In order to lift the EntityDef into the expression, we need to take the complete run-time value and transform it into valid Haskell code, which we then splice in directly. In this case, that looks something like this:

lift entityDef
===>
    EntityDef
        { entityHaskell = 
            EntityNameHS (Data.Text.pack "SomeTable")
        , entityDB =
            EntityNameDB (Data.Text.pack "some_table")
        , entityId = 
            EntityIdField (
                FieldDef
                    { fieldHaskell =
                        FieldNameHS (Data.Text.pack "id")
                    , fieldDB =
                        FieldNameDB (Data.Text.pack "id")
                    , fieldType = 
                        -- ....
                    , fieldSqlType =
                        -- ...
                    , -- etc... 
                    }
        , entityFields = 
            [ FieldDef { ... }
            , FieldDef { ... }
            , FieldDef { ... }
            , ...
            ]
        }

The combined expression splices this in:

VarE 'getEntityHaskellName 
`AppE` 
    (ConE 'EntityDef 
    `AppE` 
        (ConE 'EntityNameHS 
        `AppE` 
            (VarE 'pack `AppE` LitE (StringL "SomeTable"))
        )
    `AppE`
        (ConE 'EntityNameDB ...)
    )

Which is no good - we’re obviously only grabbing a single field from the record. Fortunately, we can fix that real easy:

tableName <- lift $ getEntityHaskellName entityDef
dbName <- lift $ getEntityDBName entityDef

This performs the access before we generate the code, resulting in significantly smaller code generation.

Recompilation Avoidance

GHC is usually pretty clever about determining if it can avoid recompiling a module. However, TemplateHaskell defeats this, and GHC doesn’t even try to see if it can avoid recompiling - it just recompiles. (This may be fixed in an upcoming GHC, but as of 9.0, it’s still doing the safe/dumb thing).

We can’t fix this, but we can work around it. Try to isolate your TemplateHaskell use to only a few modules, and keep them as small as possible.

For example, suppose you have a ~500 line module that contains a bunch of data types, deriveJSON calls for those types, business logic, and handler API functions. If any dependency of that module changes, you need to recompile the whole module due to the TH recompilation rule. This needlessly recompiles everything - the datatypes, functions, JSON derivation, etc.

If you pull the datatypes and TemplateHaskell into a separate module, then that module needs to be recompiled every time. However, GHC is smart enough to avoid recompiling the dependent module. Suppose you split the 500 line module into two files, one of which is 20 lines of data and TemplateHaskell, and the other is 480 lines of functions, code, etc. GHC will always recompile the 20 line module (very fast), and intelligently avoid recompiling the 480 lines when it doesn’t need to.

Recompilation Cascade

Recompilation Cascade is the name I’ve given to a problem where a tiny change triggers a [TH] rebuild of a module, and, since that module got rebuilt, every dependent module using TH gets rebuilt. If you use TemplateHaskell pervasively, then you may end up having [TH] rebuilds for your entire codebase! This can wreck incremental compile times.

Try to avoid this by separating out your TemplateHaskell into isolated modules, if at all possible.

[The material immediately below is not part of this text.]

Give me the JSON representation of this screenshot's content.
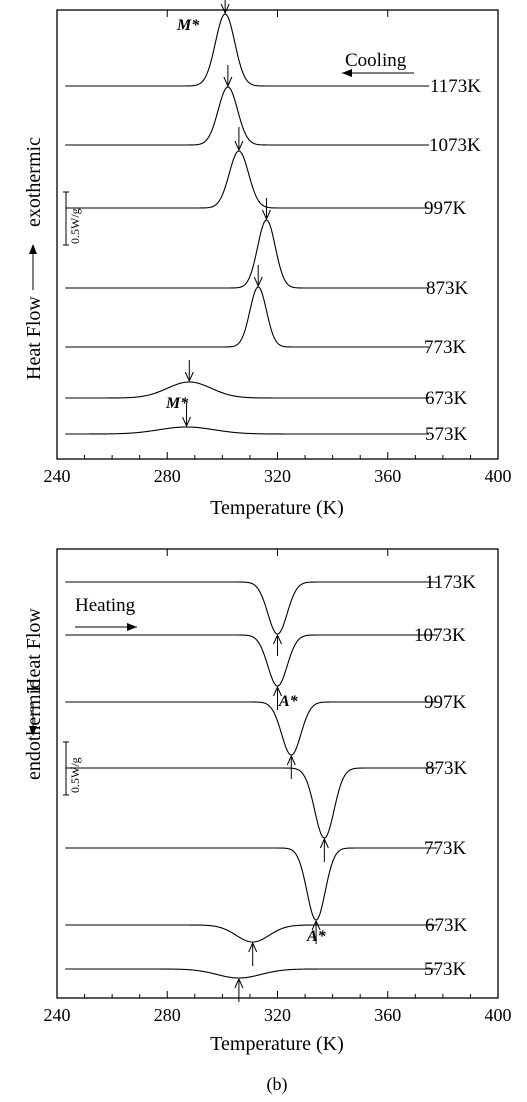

If you use the typed QQ literals trick, then you can isolate those literals into a Constants module, and use those constants directly. Instead of:

module X where

sendEmailToFoo = sendEmail [email|foobar@gmail.com|] "hello world"

Consider using this instead:

module Email.Constants where
  
    foobar_at_gmail = [email|foobar@gmail.com|]

module X where

    import Email.Constants

    sendEmailToFoo = sendEmail foobar_at_gmail "hello world"

With the latter form, X does not use TemplateHaskell, and therefore can skip recompilation if any dependencies change.